Infektiöse und parasitäre Krankheiten (A00-B99)

  • Sepsis (Blutvergiftung)/septischer Schock (Kreislaufversagen durch Blutvergiftung) – seltene, aber potenziell letale Komplikation schwerer bakterieller Infektionen bei nephrotischem Syndrom, insbesondere bei ausgeprägter Hypogammaglobulinämie, Komplementverlust, Aszites (Bauchwassersucht), Ödemen oder immunsuppressiver Therapie [LL1-LL2]

Mund, Ösophagus, Magen und Darm (K00-K67; K90-K93)

  • Spontane bakterielle Peritonitis (Bauchfellentzündung) – insbesondere bei Kindern mit nephrotischem Syndrom und Aszites beschrieben; klinisch relevant bei Fieber, Bauchschmerzen oder Verschlechterung des Allgemeinzustandes [LL2]
  • Intestinale Wandödeme (Wassereinlagerungen in der Darmwand) – bei ausgeprägter generalisierter Ödembildung, mit Übelkeit, abdominellen Beschwerden (Bauchbeschwerden), Malabsorptionstendenz (Neigung zu gestörter Nährstoffaufnahme) oder verminderter Resorption (Aufnahme) oral verabreichter Medikamente [2]

Muskel-Skelett-System und Bindegewebe (M00-M99)

  • Osteopenie (verminderte Knochendichte)/Osteoporose (Knochenschwund) – multifaktoriell durch Vitamin-D-Mangel, sekundären Hyperparathyreoidismus, chronische Entzündung, Immobilisation (Ruhigstellung) und gegebenenfalls Glucocorticoidexposition (Belastung durch Kortisonpräparate); nicht allein aus einer kurzfristigen nephrotischen Episode abzuleiten [6, LL2]

Symptome und abnorme klinische und Laborbefunde, die anderenorts nicht klassifiziert sind (R00-R99)

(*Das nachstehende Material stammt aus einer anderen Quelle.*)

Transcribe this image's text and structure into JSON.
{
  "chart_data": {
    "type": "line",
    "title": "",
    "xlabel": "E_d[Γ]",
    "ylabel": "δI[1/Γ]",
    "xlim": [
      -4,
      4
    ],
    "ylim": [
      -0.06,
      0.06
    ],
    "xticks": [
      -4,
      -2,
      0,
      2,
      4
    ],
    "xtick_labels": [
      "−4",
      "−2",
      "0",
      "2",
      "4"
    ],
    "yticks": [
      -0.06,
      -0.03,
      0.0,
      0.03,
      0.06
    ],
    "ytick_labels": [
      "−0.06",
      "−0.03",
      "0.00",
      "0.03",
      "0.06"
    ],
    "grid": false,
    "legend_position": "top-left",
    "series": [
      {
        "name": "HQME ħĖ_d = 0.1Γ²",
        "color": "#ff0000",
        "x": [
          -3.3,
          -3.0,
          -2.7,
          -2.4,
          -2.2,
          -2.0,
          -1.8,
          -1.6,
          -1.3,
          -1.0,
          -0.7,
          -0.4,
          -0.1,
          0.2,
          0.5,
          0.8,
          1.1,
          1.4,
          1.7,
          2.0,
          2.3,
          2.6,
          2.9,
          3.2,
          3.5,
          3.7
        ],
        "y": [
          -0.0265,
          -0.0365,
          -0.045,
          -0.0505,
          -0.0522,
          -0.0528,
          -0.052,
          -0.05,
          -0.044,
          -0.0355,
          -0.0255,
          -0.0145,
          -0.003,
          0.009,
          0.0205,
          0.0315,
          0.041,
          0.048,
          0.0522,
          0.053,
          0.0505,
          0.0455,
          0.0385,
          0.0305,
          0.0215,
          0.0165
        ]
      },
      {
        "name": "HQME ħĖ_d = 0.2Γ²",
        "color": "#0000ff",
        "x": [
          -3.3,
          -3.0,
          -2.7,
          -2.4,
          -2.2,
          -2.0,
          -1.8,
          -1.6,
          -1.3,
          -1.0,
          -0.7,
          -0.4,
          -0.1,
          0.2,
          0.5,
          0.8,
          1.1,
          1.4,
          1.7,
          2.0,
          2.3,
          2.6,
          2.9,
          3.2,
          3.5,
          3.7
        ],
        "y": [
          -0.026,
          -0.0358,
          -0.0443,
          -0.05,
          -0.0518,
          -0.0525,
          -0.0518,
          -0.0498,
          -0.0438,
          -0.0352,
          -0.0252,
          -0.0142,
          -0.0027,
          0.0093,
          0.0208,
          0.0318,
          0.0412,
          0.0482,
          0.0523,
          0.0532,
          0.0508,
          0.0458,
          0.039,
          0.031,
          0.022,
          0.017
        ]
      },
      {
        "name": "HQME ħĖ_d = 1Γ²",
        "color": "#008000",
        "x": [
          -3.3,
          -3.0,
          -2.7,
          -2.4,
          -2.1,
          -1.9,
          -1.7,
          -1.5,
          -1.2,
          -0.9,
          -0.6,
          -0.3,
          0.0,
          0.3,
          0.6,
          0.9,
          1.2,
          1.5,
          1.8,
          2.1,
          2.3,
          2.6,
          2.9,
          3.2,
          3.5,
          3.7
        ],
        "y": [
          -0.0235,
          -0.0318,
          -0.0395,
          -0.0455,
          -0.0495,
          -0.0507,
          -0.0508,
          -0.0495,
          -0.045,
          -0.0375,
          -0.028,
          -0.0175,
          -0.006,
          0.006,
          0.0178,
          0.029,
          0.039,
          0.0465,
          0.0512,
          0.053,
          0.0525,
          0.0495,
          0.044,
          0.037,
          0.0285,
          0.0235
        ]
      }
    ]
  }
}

  • Anasarka (ausgeprägte Wassereinlagerung im ganzen Körper) – Ausdruck schwerer generalisierter nephrotischer Flüssigkeitsretention [2, LL1]
  • Aszites – durch Hypalbuminämie, Natriumretention und Flüssigkeitsverschiebung in den Peritonealraum (Bauchraum) [2, LL1]
  • Ödeme – Leitsymptom des nephrotischen Syndroms, pathogenetisch (krankheitsentstehend) durch Proteinurie, Hypalbuminämie, Natriumretention, ENaC-Aktivierung und variable intravasale Volumenlage geprägt [2, LL1]
  • Proteinurie im nephrotischen Bereich – definitionsprägender Befund und zentraler Treiber der Folgekomplikationen [LL1]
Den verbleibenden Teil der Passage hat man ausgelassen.